日本一の米どころ越後平野が一面の雪原になって、疾走するE127系のグリーンのラインが眩しい。
信越本線と接続する東三条が弥彦線の起点と思いきや、どうやら弥彦駅の方に0キロポストがあるらしい。
今回、燕三条で上越新幹線と連絡し、吉田で越後線と交差して弥彦まで走る17キロの路線を呑み潰す。
09:57発の228Mは数少ない東三条から弥彦まで走り通す1本、日中の僅かな乗客を乗せて0番ホームを発つ。
朝夕の通勤通学時間帯をのぞくと、この稲の色のようなグリーンラインの2両編成がワンマン運転している。
弥彦線と越後線が交差する吉田駅は3面5線のホームを有し、ローカルながら多彩な顔触れで賑わっている。
両線は私鉄の越後鉄道として開通しているが、昭和2年(1927年)そろって国鉄に買収されている。
弥彦駅の駅舎は彌彦神社の本殿を模した木造寺社造り、門柱や梁などが鮮やかな朱色に塗られている。
まさか駅舎を拝んで折り返しに乗る人はいないだろうけど、柏手を打ってしまいそうな有難い雰囲気なのだ。
越後國一之宮彌彦神社は駅から徒歩10分ほど、溶けはじめた道の雪をシャリシャリ踏んで緩やかな坂を上る。
飲食店や土産物屋が並ぶ温泉街を抜けると朱に塗られた一の鳥居が見えて来た。
彌彦神社は弥彦山(634m)神体山として祀り、その山麓に天香山命を御祭神として鎮座している。
参道が直角に左に折れ、ニの鳥居、拝殿、神体山を一直線に正面にすると不思議に気が引き締まる。
参詣を終えたら小さな割烹で、御神酒代わりの一杯を愉しむ。なぜか弥彦は釜めしを売りにした飲食店が多い。
新潟淡麗の代表のような "八海山" をいただく。吟醸酒並みに酒米を磨いた酒はキレのある辛口だ。
船形の器に盛られたお通しは見た目も華やかで丁寧に作り込んでいる。夜の一品メニューに期待ができそう。

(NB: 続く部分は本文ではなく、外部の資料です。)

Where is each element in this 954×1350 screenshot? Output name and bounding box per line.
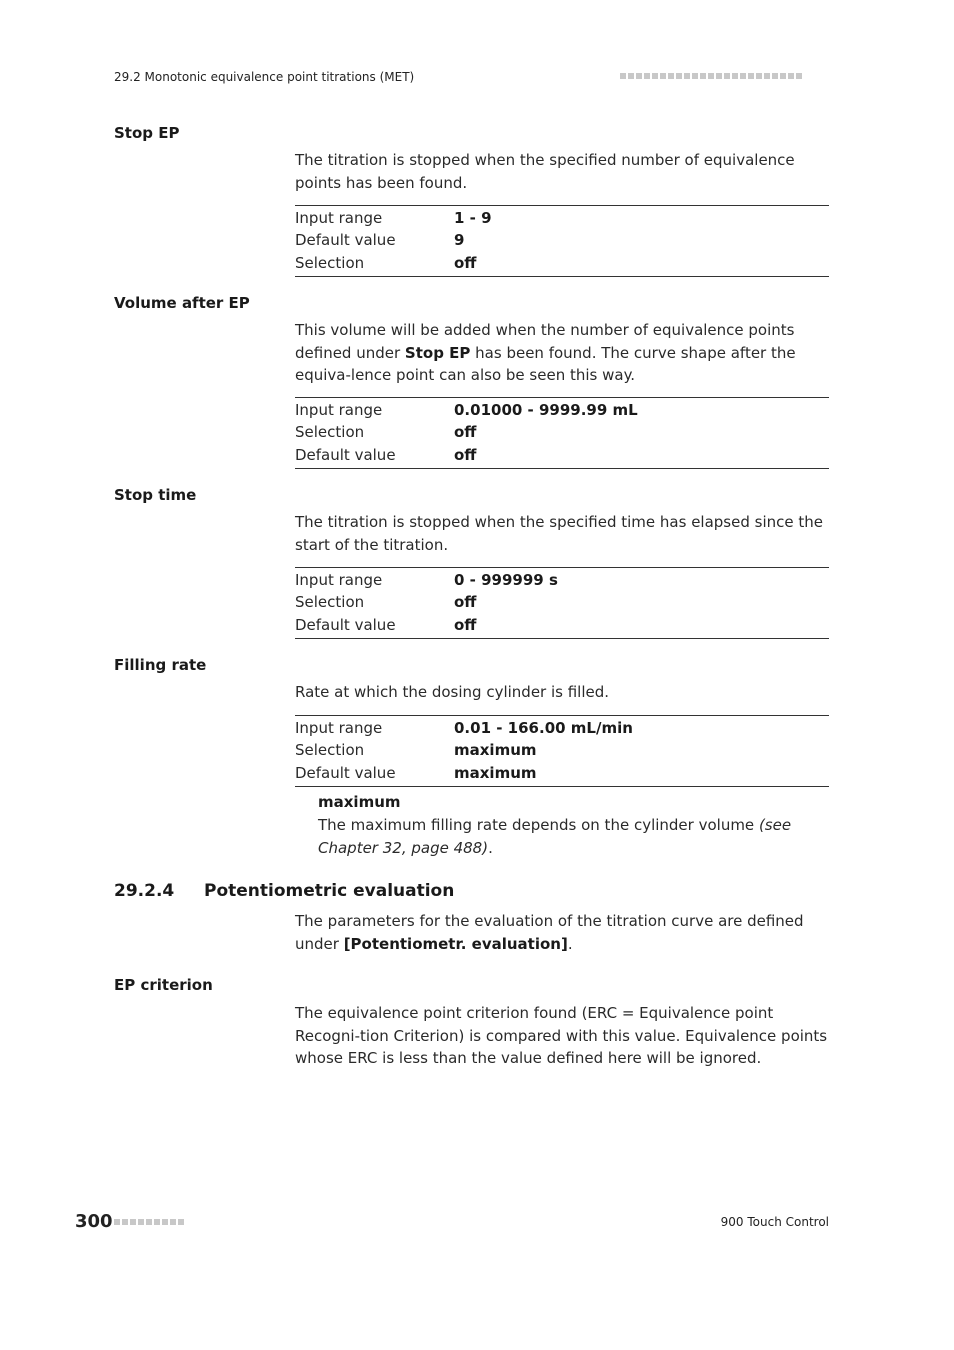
table-row [295,444,829,466]
param-label-filling-rate: Filling rate [114,656,207,674]
section-number: 29.2.4 [114,881,175,901]
param-desc-stop-time: The titration is stopped when the specified time has elapsed since the start of the titration. [295,513,823,554]
table-row [295,399,829,421]
row-key: Default value [295,231,396,250]
param-label-stop-time: Stop time [114,486,197,504]
header-decoration [620,73,802,79]
menu-reference: [Potentiometr. evaluation] [343,934,568,953]
running-header: 29.2 Monotonic equivalence point titrations (MET) [114,70,415,84]
param-label-stop-ep: Stop EP [114,124,180,142]
param-table-volume-after-ep [295,397,829,469]
desc-text: This volume will be added when the number of equivalence points defined under [295,321,795,362]
param-desc-volume-after-ep [295,319,830,387]
row-value: maximum [454,763,537,782]
desc-bold-ref: Stop EP [404,343,471,362]
section-title: Potentiometric evaluation [204,881,455,901]
option-desc-maximum [318,814,830,859]
row-key: Default value [295,763,396,782]
row-key: Selection [295,741,365,760]
product-name: 900 Touch Control [720,1215,829,1229]
page-number: 300 [75,1211,113,1232]
param-label-ep-criterion: EP criterion [114,976,213,994]
param-label-volume-after-ep: Volume after EP [114,294,250,312]
row-key: Input range [295,571,383,590]
row-value: 0 - 999999 s [454,571,558,590]
param-table-stop-ep [295,205,829,277]
section-heading [114,881,454,901]
table-row [295,591,829,613]
table-row [295,421,829,443]
desc-text: The parameters for the evaluation of the titration curve are defined under [295,912,804,953]
table-row [295,717,829,739]
desc-text: has been found. The curve shape after the equiva-lence point can also be seen this way. [295,343,796,384]
desc-text: . [488,838,493,857]
param-desc-filling-rate: Rate at which the dosing cylinder is filled. [295,683,610,701]
row-key: Selection [295,423,365,442]
option-term-maximum: maximum [318,793,401,811]
row-value: 0.01 - 166.00 mL/min [454,719,633,738]
param-desc-stop-ep: The titration is stopped when the specified number of equivalence points has been found. [295,151,795,192]
row-key: Selection [295,593,365,612]
param-desc-ep-criterion: The equivalence point criterion found (ERC = Equivalence point Recogni-tion Criterion) is compared with this value. Equivalence points whose ERC is less than the value defined here will be ignored. [295,1004,828,1067]
row-value: 1 - 9 [454,209,492,228]
row-value: off [454,423,477,442]
row-value: maximum [454,741,537,760]
table-row [295,762,829,784]
row-value: 9 [454,231,465,250]
row-value: off [454,593,477,612]
table-row [295,569,829,591]
row-value: off [454,253,477,272]
table-row [295,614,829,636]
param-table-stop-time [295,567,829,639]
table-row [295,229,829,251]
row-key: Default value [295,445,396,464]
row-key: Input range [295,401,383,420]
row-value: 0.01000 - 9999.99 mL [454,401,638,420]
footer-decoration [114,1219,184,1225]
param-table-filling-rate [295,715,829,787]
desc-text: The maximum filling rate depends on the cylinder volume [318,816,759,834]
row-value: off [454,615,477,634]
row-key: Input range [295,209,383,228]
table-row [295,739,829,761]
row-key: Selection [295,253,365,272]
table-row [295,207,829,229]
chapter-reference-link[interactable]: (see Chapter 32, page 488) [318,816,792,857]
section-intro [295,910,830,955]
desc-text: . [567,934,573,953]
row-key: Input range [295,719,383,738]
row-value: off [454,445,477,464]
row-key: Default value [295,615,396,634]
table-row [295,252,829,274]
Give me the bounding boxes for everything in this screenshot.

ちょっと欲張って "開運特上釜めし" を択ぶ。コシヒカリと新潟の海の幸がたっぷりの一釜が炊きあがる。
これ以上ないアテに、八海山の二合目を思わず注文したりして、日の高いうちからほろ酔いの日曜日。
幸せな気分で駅に戻る。たった1面の終着駅に乗ってきたE127系が待っていてくれる。さあ一緒に帰ろうか。
弥彦線 東三条~弥彦 17.4km 完乗
<40年前に街で流れたJ-POP>
春咲小紅 / 矢野顕子 1981
夜が期待できそうです。
弥彦に泊まる人は温泉旅館で夕食だろうから、
やはり地元の酔い客で賑わうのでしょうか。
新潟弁の親父さん達に紛れて、酒肴を愉しみたいものです。